Crescita, lavoro, capitale umano

Pubblicato il 13 ottobre 2012, da Relazioni

43esima edizione delle Giornate Internazionali di studio del centro Pio Manzù, Rimini 12 ottobre 2012

Intervento alla tavola rotonda con Hanifa Mezoul (ONU), Roger Abravanel (consulente e saggista), Matteo Iannaccone (giovane ricercatore, da Harvard al San Raffaele), Giovanni Masini (giovane imprenditore, tra Italia e Polonia), Maria Ludovica Giovanardi (ItaliaCamp)

Il problema dei problemi dell’Italia è la bassa crescita. Ce lo dicono in modo convincente i libri di uno dei nostri interlocutori, Roger Abravanel: “Italia, cresci o esci” ed il libro di un giovane economista Tommaso Nannicini “Non ci resta che crescere”.

La bassa crescita italiana non ha la sua causa nel grave peggioramento dell’andamento economico nel mondo occidentale a partire dal manifestarsi delle grandi crisi finanziarie. Ovviamente la crisi ha aggravato il problema, ma esso ha radici più antiche. Dal 1994 al 2008 la crescita cumulata italiana è stata del 19%, mentre paesi nostri diretti competitori si sono collocati su un range di crescita tra il 30 ed il 40%. In media tra il 1995 ed il 2007 siamo cresciuti un punto all’anno, rispetto a due punti dell’area UE. Negli anni della grande crisi la perdita di ricchezza è stata maggiore e più lenta è la ripresa.

Perché la buona crescita

Minore crescita e peggioramento relativo dei redditi degli italiani. Nel 1990 il PIL pro capite italiano era pari al 76% del PIL statunitense, oggi è calato al 64%.

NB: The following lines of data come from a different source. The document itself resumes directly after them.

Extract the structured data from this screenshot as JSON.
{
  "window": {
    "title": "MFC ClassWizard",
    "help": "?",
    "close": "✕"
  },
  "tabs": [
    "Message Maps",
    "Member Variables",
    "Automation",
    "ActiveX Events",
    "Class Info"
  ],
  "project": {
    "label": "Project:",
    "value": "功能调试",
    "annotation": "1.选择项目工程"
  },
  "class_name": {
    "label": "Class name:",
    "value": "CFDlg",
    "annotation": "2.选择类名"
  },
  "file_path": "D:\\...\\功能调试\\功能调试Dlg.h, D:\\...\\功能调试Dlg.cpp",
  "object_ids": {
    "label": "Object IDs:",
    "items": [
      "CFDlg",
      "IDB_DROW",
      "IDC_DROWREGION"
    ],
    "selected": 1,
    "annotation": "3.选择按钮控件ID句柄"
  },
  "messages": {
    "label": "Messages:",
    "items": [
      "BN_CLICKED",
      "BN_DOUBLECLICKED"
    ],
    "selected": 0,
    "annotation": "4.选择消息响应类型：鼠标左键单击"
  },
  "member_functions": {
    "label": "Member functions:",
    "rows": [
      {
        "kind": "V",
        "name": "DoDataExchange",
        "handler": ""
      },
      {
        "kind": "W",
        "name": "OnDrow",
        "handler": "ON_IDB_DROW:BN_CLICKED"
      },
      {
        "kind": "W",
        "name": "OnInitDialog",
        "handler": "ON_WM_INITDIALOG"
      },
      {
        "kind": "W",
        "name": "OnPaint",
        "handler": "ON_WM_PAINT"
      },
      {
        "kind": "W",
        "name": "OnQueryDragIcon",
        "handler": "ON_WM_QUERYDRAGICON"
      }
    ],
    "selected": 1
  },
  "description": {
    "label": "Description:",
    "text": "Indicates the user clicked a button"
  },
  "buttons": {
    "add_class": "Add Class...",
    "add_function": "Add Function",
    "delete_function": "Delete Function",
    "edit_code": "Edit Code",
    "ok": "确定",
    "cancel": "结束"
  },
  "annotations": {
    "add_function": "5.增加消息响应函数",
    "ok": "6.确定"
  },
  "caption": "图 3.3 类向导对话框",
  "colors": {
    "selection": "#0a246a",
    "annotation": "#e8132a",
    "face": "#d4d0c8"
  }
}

Nella minore crescita un aumento delle diseguaglianze: nell’ultimo ventennio il tasso di crescita medio del reddito reale delle famiglie italiane è stato dello 0,2% per il decile delle famiglie più povere e dell’1,1% del decile delle famiglie più ricche. Sempre l’ultimo decile, il 10% più ricco possiede il 42% della ricchezza patrimoniale ed il 28% dei redditi.

Non si tratta di essere prigionieri del mito della crescita. Anzi c’è chi parla di “decrescita felice”. Crescita sostenibile, certo, sostenibile dal punto di vista sociale e da quello ambientale. Ma crescita per tre buone ragioni.

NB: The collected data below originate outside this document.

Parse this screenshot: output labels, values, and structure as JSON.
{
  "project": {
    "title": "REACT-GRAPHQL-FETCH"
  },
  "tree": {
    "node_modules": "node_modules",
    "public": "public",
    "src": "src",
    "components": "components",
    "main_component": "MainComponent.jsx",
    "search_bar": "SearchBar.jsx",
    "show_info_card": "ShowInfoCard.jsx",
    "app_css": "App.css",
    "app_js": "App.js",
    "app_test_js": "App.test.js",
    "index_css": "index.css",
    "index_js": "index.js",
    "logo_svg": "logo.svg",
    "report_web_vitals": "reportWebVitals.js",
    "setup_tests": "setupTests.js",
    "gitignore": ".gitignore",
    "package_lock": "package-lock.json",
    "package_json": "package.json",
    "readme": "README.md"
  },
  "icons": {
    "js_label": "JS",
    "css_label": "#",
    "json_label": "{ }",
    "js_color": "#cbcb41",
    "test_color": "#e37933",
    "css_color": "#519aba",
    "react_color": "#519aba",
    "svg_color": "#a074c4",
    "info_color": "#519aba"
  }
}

Crescere per rendere sostenibile il debito pubblico, questo macigno che condiziona le nostre politiche. Si può agevolmente sostenere se la velocità con cui cresce l’economia è superiore a quella con cui cresce il debito, se no il destino è segnato: o il fallimento, o l’eliminazione del sistema del welfare che pure è un fattore potente di buona crescita.

Crescere per attenuare le diseguaglianze. Solo una società dinamica può mettere in moto con più rapidità il processo di eguaglianza basata su opportunità e buona distribuzione del reddito prodotto.

C’è anche un aspetto psicologico fondamentale. Una società dinamica è una società più aperta e ottimista. Le prospettive di migliorare aumentano la propensione al consumo ed all’investimento. Una società ferma è una società che si incattivisce, che diventa più triste, alimenta paure e perciò si trincera nella difesa degli interessi particolari e nella conservazione. E perciò diventa prigioniera di una trappola: conservare ciò che c’è e perciò incapace dell’innovazione necessaria a risolvere i problemi.

Il sociologo italiano Mauro Magatti nel suo saggio “La grande contrazione” ha descritto le società occidentali come società indebitate, impoverite, invecchiate e depresse, e sono elementi da correggere.

Poca crescita perché c’è poca produttività

C’è un indicatore sintetico che contribuisce a spiegare le ragioni della bassa crescita, che è diventata negli ultimi anni contrazione. E’ l’indice della produttività totale dei fattori in sostanza una misurazione della capacità dell’economia di sviluppare efficienza ed innovazione nel sistema, come basi strutturali della capacità di crescita. Se prendiamo lo stesso arco di tempo 94-2008 dobbiamo constatare che l’Italia non si è mossa: fatto 100 il dato del 1994 a fine periodo l’indicatore sta a 98, mentre Germania, Francia, USA, Regno Unito hanno avuto un incremento tra 15 e 20 punti.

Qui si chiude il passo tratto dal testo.